While other Chicago-area casino plans are stalling, Hawthorne Race Course continues to move ahead with its plans to add one to the historic racetrack. It’s a move track officials are making on their own.

Hawthorne Race Track plans to invest $450 million to add a casino and other amenities to the Chicago-area venue. President and CEO Tim Carey said the casino will help draw new fans to horse racing. (Image: City Club of Chicago)

The family-owned track is less than 10 miles from Chicago’s Loop, and has held racing for 110 years. They’ll stop racing next spring in order to move forward with construction on the 1,200-seat casino, as well as a hotel, a PointsBet sportsbook, and an entertainment venue. That’s all part of the $450 million the Carey family plans to invest in the 113-acre venue, pending regulatory approval.

In addition, Hawthorne, which applied for its license in August, announced late last month the hiring of Kevin Kline as its new CEO of Gaming. The 25-year casino veteran previously served as the COO and general manager for Resorts World Catskills Casino in New York.

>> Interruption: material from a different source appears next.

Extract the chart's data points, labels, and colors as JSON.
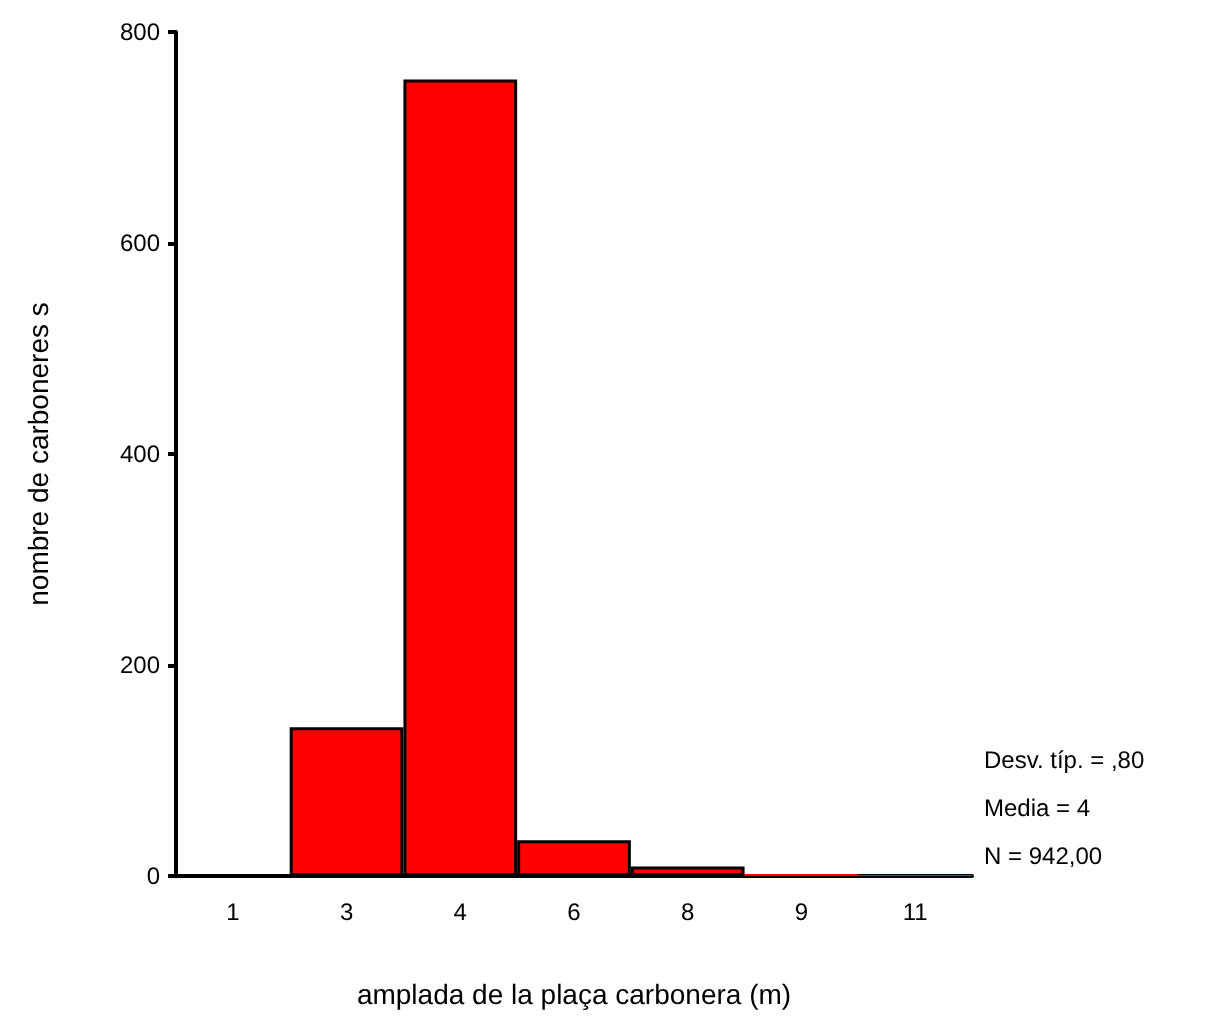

Tim Carey, Hawthorne’s CEO and President, told Casino.org that track officials discussed whether they should partner with a company experienced in the casino gaming industry before moving forward with adding Kline.

“In the end, we felt extremely confident that we could develop our own team in a way that would make us successful,” Carey said. “Hiring Kevin is a direct result of that, and he brings with him a level of expertise and experience that we know we’ll need. This is a competitive industry, but we know our strengths.”

Also, by staying independent, Carey said Hawthorne can focus on developing a gaming experience for consumers – both existing and new – that showcases the racing product.

“We’re the oldest sporting venue in Illinois for the oldest sport in America,” Carey said. “Horse racing is in our blood, and we know it is appealing to new generations of fans. Having a casino allows us to reach those fans.”

What Kline Brings to Hawthorne

Carey said Kline’s background shows he has experience in establishing casinos. For example, before working with Resorts World, Kline served as an executive with Caesars Entertainment. He helped open the company’s Ohio market by overseeing the launch of Horseshoe Cincinnati.

In addition, he also was instrumental in the company’s $500 million redevelopment of Horseshoe Hammond 11 years ago. That role gives him experience in the northern Indiana market that’s part of the Chicago market.

However, Kline told Casino.org what drew him to Hawthorne was being able to be part of a family-owned business that can provide a more personal touch.

“Players want to feel appreciated and they want to have an exciting and memorable experience,” he said. “In a lot of ways, a family-owned business puts you in much closer contact with your customers, which means you’re better positioned to deliver that experience. I’m a strong believer in developing a collaborative team, with an emphasis on agility, and an independent business can be very efficient in this way. Plus, Tim is the fourth generation of his family to lead this business, and so, he has an inherent level of dedication that simply doesn’t exist with anonymous stockholders. It’s really inspiring.”

Kline also has experience with horse racing. At Caesars, he also oversaw Turfway Park in Cincinnati’s northern Kentucky suburbs. At Resorts World, he was in charge of Monticello Raceway.

Carey: Chicago Market Not Saturated

Presently, there are nine casinos in the Chicago area, and Hawthorne is likely not the only one to join, as two companies are vying for a license in Chicago’s Cook County suburbs. In addition, a Chicago lawmaker is still working to draw operators for its planned casino that was included in the expanded gaming legislation that passed the Illinois General Assembly this spring. That opened the door for Hawthorne as well.

However, some have balked at the Chicago proposal because of the extraordinarily high tax rates on gross gaming revenue. City officials are hoping to persuade state lawmakers to adjust the rates to make its casino prospects more viable.

Another Chicago-area track, Arlington Park, opted not to seek a casino license after owner Churchill Downs Inc. determined the tax structure would not set up acceptable returns. That decision was met with some initial ire by the Illinois Racing Board.

That’s not an issue for Carey.

“The Chicago (market area) is obviously a large market, and frankly, there’s been talk for a long time about whether the market is saturated,” he said. “But we don’t think it is, and there are a lot of other businesses that will be vying for the opportunity to open a casino in this market as well. We’ll be profitable by developing an entertainment experience that is exciting to gamblers and then delivering on that experience with a very high level of customer service.”

The Illinois Gaming Board is expected to act on Hawthorne’s casino application by the end of the year. If approved, construction would start after the track’s Fall/Winter meet ends on Jan. 4.

Thoroughbred racing would resume in October. While Hawthorne’s spring thoroughbred meet would be canceled for 2020 because of construction, track officials still plan to run harness racing on weekends starting in February.